Chasing Big Pharma trio, Bavarian Nordic sells Chinese rights to RSV vaccine candidate in $225M deal

Bavarian Nordic has found a taker for the Chinese rights to its RSV vaccine candidate. Nuance Pharma has taken the other side of the deal, handing over $12.5 million and committing to $212.5 million more in milestones to license the drug in China, South Korea and some other markets in Southeast Asia. 

The deal covers regional rights to MVA-BN RSV, a vaccine candidate that uses five RSV antigens to try to stimulate a broad immune response against both subtypes of the virus that is equivalent to how the body responds to infection with the pathogen. Bavarian Nordic sees Shanghai-based Nuance as the right company to take the candidate through a phase 3 trial and onto the market in China.

“Their regional presence combined with a strong leadership and focus on respiratory diseases provides a unique first-to-market opportunity for MVA-BN RSV to fulfill the unmet need for a vaccine to prevent severe disease from RSV infections in the aging Chinese population,” Bavarian Nordic CEO Paul Chaplin said in a statement. 

Nuance, a drug developer that has previously licensed candidates from companies including Antibe Therapeutics and Verona Pharma, is risking relatively little upfront for a shot at being first to market with a RSV vaccine for seniors. But the cost of the program could rise quickly as the company embarks on its late-phase program and starts paying out the milestones. 

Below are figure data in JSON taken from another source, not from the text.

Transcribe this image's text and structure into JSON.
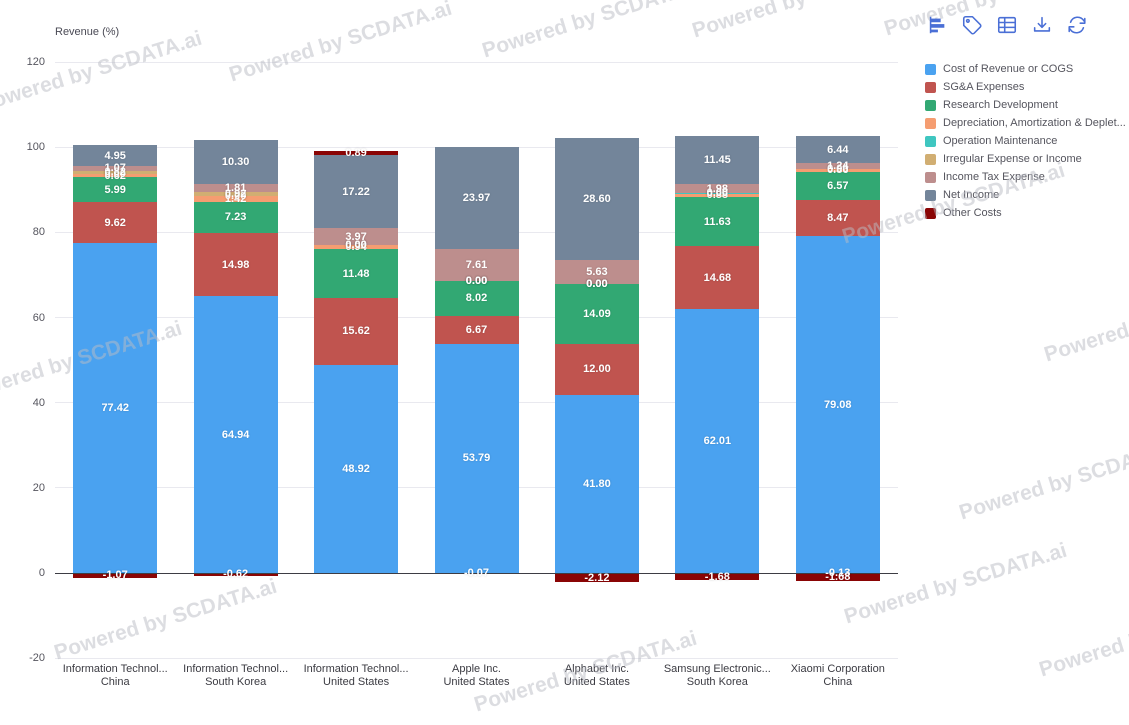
{
  "watermark": {
    "text": "Powered by SCDATA.ai"
  },
  "toolbar": {
    "accent_color": "#4a6fd6",
    "buttons": [
      {
        "icon": "bar-chart-icon"
      },
      {
        "icon": "tag-icon"
      },
      {
        "icon": "table-icon"
      },
      {
        "icon": "download-icon"
      },
      {
        "icon": "refresh-icon"
      }
    ]
  },
  "chart_data": {
    "type": "bar",
    "stacked": true,
    "title": "Revenue (%)",
    "ylabel": "Revenue (%)",
    "xlabel": "",
    "ylim": [
      -20,
      120
    ],
    "yticks": [
      120,
      100,
      80,
      60,
      40,
      20,
      0,
      -20
    ],
    "grid": true,
    "legend_position": "right",
    "categories": [
      {
        "label": "Information Technol...",
        "sublabel": "China"
      },
      {
        "label": "Information Technol...",
        "sublabel": "South Korea"
      },
      {
        "label": "Information Technol...",
        "sublabel": "United States"
      },
      {
        "label": "Apple Inc.",
        "sublabel": "United States"
      },
      {
        "label": "Alphabet Inc.",
        "sublabel": "United States"
      },
      {
        "label": "Samsung Electronic...",
        "sublabel": "South Korea"
      },
      {
        "label": "Xiaomi Corporation",
        "sublabel": "China"
      }
    ],
    "series": [
      {
        "name": "Cost of Revenue or COGS",
        "color": "#4aa2f0",
        "values": [
          77.42,
          64.94,
          48.92,
          53.79,
          41.8,
          62.01,
          79.08
        ]
      },
      {
        "name": "SG&A Expenses",
        "color": "#c0544f",
        "values": [
          9.62,
          14.98,
          15.62,
          6.67,
          12.0,
          14.68,
          8.47
        ]
      },
      {
        "name": "Research Development",
        "color": "#32a873",
        "values": [
          5.99,
          7.23,
          11.48,
          8.02,
          14.09,
          11.63,
          6.57
        ]
      },
      {
        "name": "Depreciation, Amortization & Deplet...",
        "color": "#f59d71",
        "values": [
          0.62,
          1.42,
          0.94,
          0.0,
          0.0,
          0.88,
          0.86
        ]
      },
      {
        "name": "Operation Maintenance",
        "color": "#3fc6c0",
        "values": [
          0.0,
          0.0,
          0.0,
          0.0,
          0.0,
          0.06,
          -0.13
        ]
      },
      {
        "name": "Irregular Expense or Income",
        "color": "#d1ae72",
        "values": [
          0.82,
          0.92,
          0.0,
          0.0,
          0.0,
          0.0,
          0.0
        ]
      },
      {
        "name": "Income Tax Expense",
        "color": "#bd8e8d",
        "values": [
          1.07,
          1.81,
          3.97,
          7.61,
          5.63,
          1.98,
          1.24
        ]
      },
      {
        "name": "Net Income",
        "color": "#73859a",
        "values": [
          4.95,
          10.3,
          17.22,
          23.97,
          28.6,
          11.45,
          6.44
        ]
      },
      {
        "name": "Other Costs",
        "color": "#8a0505",
        "values": [
          -1.07,
          -0.62,
          0.89,
          -0.07,
          -2.12,
          -1.68,
          -1.68
        ]
      }
    ]
  }
}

Bavarian Nordic is now nearing the start of its own, self-funded phase 3 trial of the vaccine, with a study in the U.S. and Germany set to get underway by the midpoint of the year. The development strategy has been complicated by responses to COVID-19 such as masks and social distancing, which kept RSV cases below normal levels some of the time and resulted in out-of-season surges as restrictions were lifted.

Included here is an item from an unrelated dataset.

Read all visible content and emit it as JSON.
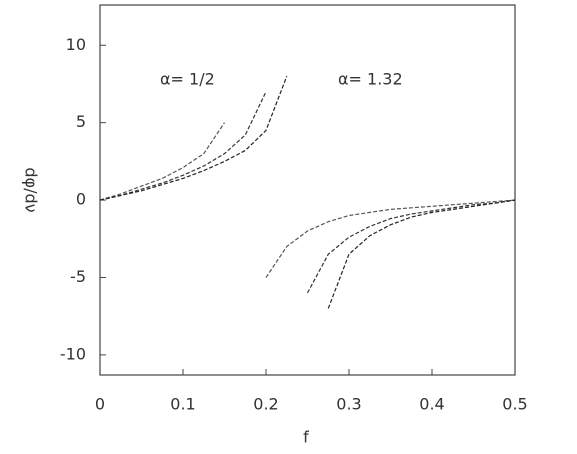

With the situation normalizing in many countries, Bavarian Nordic is now ready to run a phase 3 trial it hopes will generate the data to support a filing for FDA approval. The phase 3 study is set to enroll up to 20,000 subjects across multiple geographies and to run over the course of one year. Once follow-up work in 2023 and 2024 is factored in, Bavarian Nordic expects the study to cost around $250 million.

Bavarian Nordic is committing the cash despite trailing other RSV vaccine developers. GlaxoSmithKline, which has run into trouble in the maternal population, is closing in on the release of phase 3 data on its RSV vaccine in older adults. Johnson & Johnson and Pfizer are also in phase 3 in older adults.